Komov noted that repairing the breach in ties between Moscow and Washington would only be achieved over the long term — and is a feat not even Trump could accomplish. Things have “changed for the worse” under Trump, Komov told ThinkProgress, “because of the Deep State and the U.S. establishment — not [because of] the American people… The Deep State, all the departments and bureaucrats and neocons — they put so much pressure in Trump that despite his will… he cannot change things.”

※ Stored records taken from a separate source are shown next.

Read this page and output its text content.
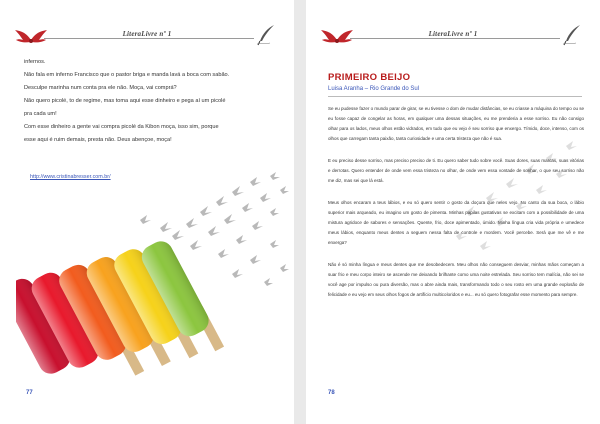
LiteraLivre nº 1

infernos.

Não fala em inferno Francisco que o pastor briga e manda lavá a boca com sabão.

Desculpe marinha num conta pra ele não. Moça, vai comprá?

Não quero picolé, to de regime, mas toma aqui esse dinheiro e pega aí um picolé

pra cada um!

Com esse dinheiro a gente vai compra picolé da Kibon moça, isso sim, porque

esse aqui é ruim demais, presta não. Deus abençoe, moça!

http://www.cristinabresser.com.br/
77
LiteraLivre nº 1
PRIMEIRO BEIJO
Luisa Aranha – Rio Grande do Sul

Se eu pudesse fazer o mundo parar de girar, se eu tivesse o dom de mudar distâncias, se eu criasse a máquina do tempo ou se eu fosse capaz de congelar as horas, em qualquer uma dessas situações, eu me prenderia a esse sorriso. Eu não consigo olhar para os lados, meus olhos estão vidrados, em tudo que eu vejo é seu sorriso que enxergo. Tímido, doce, intenso, com os olhos que carregam tanta paixão, tanta curiosidade e uma certa tristeza que não é sua.

E eu preciso desse sorriso, mas preciso preciso de ti. Eu quero saber tudo sobre você. Suas dores, suas marcas, suas vitórias e derrotas. Quero entender de onde vem essa tristeza no olhar, de onde vem essa vontade de sonhar, o que seu sorriso não me diz, mas sei que lá está.

Meus olhos encaram a teus lábios, e eu só quero sentir o gosto da doçura que neles vejo. No canto da sua boca, o lábio superior mais arqueado, eu imagino um gosto de pimenta. Minhas papilas gustativas se excitam com a possibilidade de uma mistura agridoce de sabores e sensações. Quente, frio, doce apimentado, úmido. Minha língua cria vida própria e umedece meus lábios, enquanto meus dentes a seguem nessa falta de controle e mordem. Você percebe. Será que me vê e me enxerga?

Não é só minha língua e meus dentes que me desobedecem. Meu olhos não conseguem desviar, minhas mãos começam a suar frio e meu corpo inteiro se ascende me deixando brilhante como uma noite estrelada. Seu sorriso tem malícia, não sei se você age por impulso ou pura diversão, mas o abre ainda mais, transformando todo o seu rosto em uma grande explosão de felicidade e eu vejo em seus olhos fogos de artifício multicoloridos e eu... eu só quero fotografar esse momento para sempre.

78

The Americans with whom ThinkProgress spoke were also on board with improving ties with Russia. “Teddy Roosevelt said to work with anyone if they’re going in the same direction,” Robert Siedlecki, a former Bush-era appointee in the Justice Department, told ThinkProgress. “And one of the things this conference shows us is that we’re not just a voice alone in the wild.”
Russian President Vladimir Putin didn’t get much mention through the day, and there was a curious lack of discussion on geopolitics. (Given that Russian forces continue to occupy a swath of eastern Moldova, perhaps this dearth of discussion should have been expected.) But when non-Russian participants brought up Putin — and even if they weren’t necessarily huge fans of his foreign policy — they still recognized his leadership was preferable to the so-called “totalitarianism” facing Western liberalism.
“Putin is an imperialist,” a Swiss WCF representative told ThinkProgress. “But what’s worse: imperialism, which will kill your body, or the gender ideologies that the EU pushes, which will kill your soul?”